Gene silencing in severe systemic inflammation

Abstract

This critical care perspective appraises reprogramming of gene expression in inflammatory diseases as an emerging concept of clinical importance. We emphasize gene reprogramming that "silences" acute proinflammatory genes during severe systemic inflammation, wherein in the systemic inflammatory response syndrome (SIRS) exists as a continuum during severe sepsis, septic shock, and the multiorgan dysfunction and failure phenotypes without infection. In contrast, silencing of acute proinflammatory genes is not apparent in sites of localized inflammatory processes like rheumatoid arthritis. We discuss in three parts the clinical context and the translational basic science associated with gene silencing during the SIRS continuum of severe systemic inflammation: (1) reprogramming of acute proinflammatory genes; (2) a "nuclear factor-kappaB paradox," coupled with RelB expression, that combine to silence genes using an epigenetic (inherited and reversible) signature on the nucleosome; and (3) the potential clinical importance of compartmentalization in gene silencing. Our emergent understanding of these physiologic processes may provide a novel framework for developing treatments.

Figure 1.

Reprogramming of expression of clinically important genes and gene products during inflammatory shock. This simplified scheme shows three functional and clinically significant gene expression patterns typical of inflammatory shock: (1) increased expression followed by sustained silencing of acute proinflammatory genes (solid line), such as IL-1β and tumor necrosis factor-α; (2) sustained increases in expression of antiinflammatory genes (dotted line), such as IL-1 receptor antagonist and IL-6; and (3) sustained increases in expression of “late” proinflammatory genes (dashed line), such as high mobility group 1B (HMGB1) and macrophage inhibiting factor (MIF). Changes in expression of many other genes or gene products (with increases or decreases) occur within or in addition to these signatures.

Figure 2.

Nuclear mechanisms contributing to silencing of acute proinflammatory genes.
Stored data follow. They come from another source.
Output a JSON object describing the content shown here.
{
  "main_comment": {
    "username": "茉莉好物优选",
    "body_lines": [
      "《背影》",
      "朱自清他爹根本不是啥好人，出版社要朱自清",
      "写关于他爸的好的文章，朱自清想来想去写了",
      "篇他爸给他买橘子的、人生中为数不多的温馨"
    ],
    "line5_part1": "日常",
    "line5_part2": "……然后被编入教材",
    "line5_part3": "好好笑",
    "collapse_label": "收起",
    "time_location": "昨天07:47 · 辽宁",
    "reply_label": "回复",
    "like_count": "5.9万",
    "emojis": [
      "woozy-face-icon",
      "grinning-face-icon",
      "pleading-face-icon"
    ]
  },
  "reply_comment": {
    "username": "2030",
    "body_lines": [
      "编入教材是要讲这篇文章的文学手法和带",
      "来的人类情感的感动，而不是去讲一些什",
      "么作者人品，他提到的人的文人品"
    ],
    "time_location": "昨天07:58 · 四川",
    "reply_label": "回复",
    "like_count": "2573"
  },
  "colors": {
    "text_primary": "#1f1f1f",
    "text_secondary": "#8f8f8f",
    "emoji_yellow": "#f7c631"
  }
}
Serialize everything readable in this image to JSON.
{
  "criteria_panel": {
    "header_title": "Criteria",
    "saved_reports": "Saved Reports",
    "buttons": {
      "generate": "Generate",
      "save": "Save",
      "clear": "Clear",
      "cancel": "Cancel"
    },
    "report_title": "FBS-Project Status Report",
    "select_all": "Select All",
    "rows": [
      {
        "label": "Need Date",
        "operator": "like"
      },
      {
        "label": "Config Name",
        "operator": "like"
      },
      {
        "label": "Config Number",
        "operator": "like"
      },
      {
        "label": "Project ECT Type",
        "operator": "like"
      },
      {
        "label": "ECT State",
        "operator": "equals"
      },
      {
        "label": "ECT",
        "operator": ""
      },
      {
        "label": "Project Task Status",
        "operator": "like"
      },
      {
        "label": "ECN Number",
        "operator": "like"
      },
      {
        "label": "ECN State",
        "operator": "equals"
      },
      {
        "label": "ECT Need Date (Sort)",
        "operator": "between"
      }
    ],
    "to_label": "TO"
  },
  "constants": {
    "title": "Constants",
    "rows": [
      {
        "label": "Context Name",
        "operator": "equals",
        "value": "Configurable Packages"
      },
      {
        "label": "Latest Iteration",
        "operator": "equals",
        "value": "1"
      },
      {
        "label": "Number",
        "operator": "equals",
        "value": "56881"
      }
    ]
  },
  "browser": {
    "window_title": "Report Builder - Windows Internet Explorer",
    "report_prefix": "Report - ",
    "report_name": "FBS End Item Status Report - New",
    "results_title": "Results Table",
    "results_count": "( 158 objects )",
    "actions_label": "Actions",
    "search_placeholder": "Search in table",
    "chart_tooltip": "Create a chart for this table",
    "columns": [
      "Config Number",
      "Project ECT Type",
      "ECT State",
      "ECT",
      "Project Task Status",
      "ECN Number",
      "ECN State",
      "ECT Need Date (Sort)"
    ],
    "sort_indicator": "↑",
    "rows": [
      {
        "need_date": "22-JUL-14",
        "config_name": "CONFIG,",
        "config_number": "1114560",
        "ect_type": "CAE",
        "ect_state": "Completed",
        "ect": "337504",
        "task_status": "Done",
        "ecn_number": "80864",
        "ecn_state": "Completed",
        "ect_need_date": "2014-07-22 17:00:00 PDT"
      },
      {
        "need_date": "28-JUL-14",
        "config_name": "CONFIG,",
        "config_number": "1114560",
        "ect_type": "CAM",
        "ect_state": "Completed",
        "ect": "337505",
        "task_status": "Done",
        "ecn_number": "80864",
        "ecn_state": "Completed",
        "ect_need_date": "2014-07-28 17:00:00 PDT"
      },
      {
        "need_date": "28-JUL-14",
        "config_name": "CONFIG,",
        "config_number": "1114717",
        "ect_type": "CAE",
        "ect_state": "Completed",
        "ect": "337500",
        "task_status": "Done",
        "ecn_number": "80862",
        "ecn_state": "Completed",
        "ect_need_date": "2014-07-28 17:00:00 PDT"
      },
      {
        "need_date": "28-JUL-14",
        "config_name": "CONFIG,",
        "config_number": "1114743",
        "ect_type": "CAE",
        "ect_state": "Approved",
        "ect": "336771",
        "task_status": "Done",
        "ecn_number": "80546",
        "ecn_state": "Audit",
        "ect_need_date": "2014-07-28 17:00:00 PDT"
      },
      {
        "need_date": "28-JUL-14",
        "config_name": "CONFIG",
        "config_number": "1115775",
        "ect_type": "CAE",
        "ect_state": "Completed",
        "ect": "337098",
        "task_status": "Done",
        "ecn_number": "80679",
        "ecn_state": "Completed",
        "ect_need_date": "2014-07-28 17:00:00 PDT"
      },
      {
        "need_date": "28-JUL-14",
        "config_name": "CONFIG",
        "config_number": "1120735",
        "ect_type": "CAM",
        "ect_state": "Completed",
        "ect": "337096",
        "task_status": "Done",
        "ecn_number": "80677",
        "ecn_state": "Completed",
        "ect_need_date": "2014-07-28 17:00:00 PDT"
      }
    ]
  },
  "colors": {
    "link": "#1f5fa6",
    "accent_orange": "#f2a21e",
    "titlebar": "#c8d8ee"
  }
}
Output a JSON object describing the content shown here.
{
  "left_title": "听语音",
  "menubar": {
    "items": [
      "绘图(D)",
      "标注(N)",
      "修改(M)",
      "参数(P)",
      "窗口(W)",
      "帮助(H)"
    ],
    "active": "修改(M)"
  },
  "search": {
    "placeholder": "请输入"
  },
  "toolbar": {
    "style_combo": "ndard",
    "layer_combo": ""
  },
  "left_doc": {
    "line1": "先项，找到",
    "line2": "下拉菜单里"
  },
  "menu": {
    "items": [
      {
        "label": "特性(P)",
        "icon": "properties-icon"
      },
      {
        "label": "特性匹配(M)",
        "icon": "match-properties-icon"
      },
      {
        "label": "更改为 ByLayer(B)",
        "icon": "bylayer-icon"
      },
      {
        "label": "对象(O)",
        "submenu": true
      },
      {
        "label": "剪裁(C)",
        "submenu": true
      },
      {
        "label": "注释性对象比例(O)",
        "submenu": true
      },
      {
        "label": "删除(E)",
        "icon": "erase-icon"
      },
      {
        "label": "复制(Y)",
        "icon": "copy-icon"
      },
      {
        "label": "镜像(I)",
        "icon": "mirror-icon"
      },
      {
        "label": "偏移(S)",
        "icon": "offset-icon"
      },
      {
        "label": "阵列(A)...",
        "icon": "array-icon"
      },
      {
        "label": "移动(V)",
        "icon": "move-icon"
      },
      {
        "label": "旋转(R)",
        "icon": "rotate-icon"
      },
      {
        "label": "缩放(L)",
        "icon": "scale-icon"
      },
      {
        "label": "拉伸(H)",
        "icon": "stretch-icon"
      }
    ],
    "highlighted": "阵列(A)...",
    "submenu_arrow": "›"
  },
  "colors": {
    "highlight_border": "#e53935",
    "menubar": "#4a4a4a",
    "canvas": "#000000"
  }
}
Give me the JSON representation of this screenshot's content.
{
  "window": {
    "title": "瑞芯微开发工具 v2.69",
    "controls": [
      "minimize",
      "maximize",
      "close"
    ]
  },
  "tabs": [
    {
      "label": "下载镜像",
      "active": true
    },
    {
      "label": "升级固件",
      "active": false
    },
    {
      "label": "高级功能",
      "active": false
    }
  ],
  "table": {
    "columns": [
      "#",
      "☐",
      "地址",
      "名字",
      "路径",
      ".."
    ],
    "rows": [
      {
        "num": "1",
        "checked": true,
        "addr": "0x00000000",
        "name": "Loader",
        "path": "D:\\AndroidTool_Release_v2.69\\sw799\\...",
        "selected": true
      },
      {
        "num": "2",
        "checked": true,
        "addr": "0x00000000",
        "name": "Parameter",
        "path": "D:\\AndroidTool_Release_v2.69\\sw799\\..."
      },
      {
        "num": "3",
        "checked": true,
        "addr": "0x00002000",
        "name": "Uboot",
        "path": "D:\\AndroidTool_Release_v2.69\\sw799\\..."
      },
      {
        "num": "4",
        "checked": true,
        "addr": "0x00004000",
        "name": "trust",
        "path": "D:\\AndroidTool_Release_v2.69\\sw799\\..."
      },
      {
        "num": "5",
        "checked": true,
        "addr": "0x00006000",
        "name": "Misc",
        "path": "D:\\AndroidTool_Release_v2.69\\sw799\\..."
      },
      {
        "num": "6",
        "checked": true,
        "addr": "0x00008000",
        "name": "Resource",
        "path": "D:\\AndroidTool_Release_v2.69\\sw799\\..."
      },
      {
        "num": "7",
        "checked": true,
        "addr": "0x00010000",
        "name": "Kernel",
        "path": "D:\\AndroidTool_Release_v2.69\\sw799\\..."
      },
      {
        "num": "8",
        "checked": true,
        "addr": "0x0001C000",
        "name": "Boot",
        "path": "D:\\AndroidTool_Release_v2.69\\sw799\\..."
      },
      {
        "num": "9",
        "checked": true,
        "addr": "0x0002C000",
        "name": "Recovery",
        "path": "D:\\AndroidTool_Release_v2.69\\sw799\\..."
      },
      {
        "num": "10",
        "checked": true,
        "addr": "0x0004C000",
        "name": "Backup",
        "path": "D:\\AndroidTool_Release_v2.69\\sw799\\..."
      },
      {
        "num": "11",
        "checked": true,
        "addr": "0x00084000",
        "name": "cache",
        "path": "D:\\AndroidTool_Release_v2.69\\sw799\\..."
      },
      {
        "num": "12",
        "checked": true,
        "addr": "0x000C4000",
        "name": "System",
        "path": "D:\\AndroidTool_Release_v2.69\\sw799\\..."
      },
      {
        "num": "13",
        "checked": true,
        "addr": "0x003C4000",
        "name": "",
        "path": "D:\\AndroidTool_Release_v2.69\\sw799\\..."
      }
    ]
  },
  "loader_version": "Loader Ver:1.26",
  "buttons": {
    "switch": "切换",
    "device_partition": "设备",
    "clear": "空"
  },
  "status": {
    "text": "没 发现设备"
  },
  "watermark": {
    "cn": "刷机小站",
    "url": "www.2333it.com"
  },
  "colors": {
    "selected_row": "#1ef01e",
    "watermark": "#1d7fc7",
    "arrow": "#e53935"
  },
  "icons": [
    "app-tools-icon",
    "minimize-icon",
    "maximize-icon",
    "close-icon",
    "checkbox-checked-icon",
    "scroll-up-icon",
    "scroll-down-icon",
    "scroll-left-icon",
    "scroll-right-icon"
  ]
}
The silenced phenotype for acute proinflammatory gene expression during inflammatory shock is associated with the following: (1) disrupted promoter assembly of nuclear factor (NF)-κB p65:p50 transcriptionally active heterodimers; (2) induction of an epigenetic “chromatin silencing mark” that involves sustained nucleosomal histone 3 (H3) lysine 9 methylation (K9-meth) and reduced H3 serine 10 phosphorylation (S10-Phos); and (3) increases in nuclear RelB, which limit NF-κB p65 transactivation by binding to NF-κB in nucleoplasm and/or through binding directly to promoter complexes of proteins and DNA. K9-demeth = H3 lysine 9 demethylation; S10-dephos = H3 serine 10 dephosphorylation.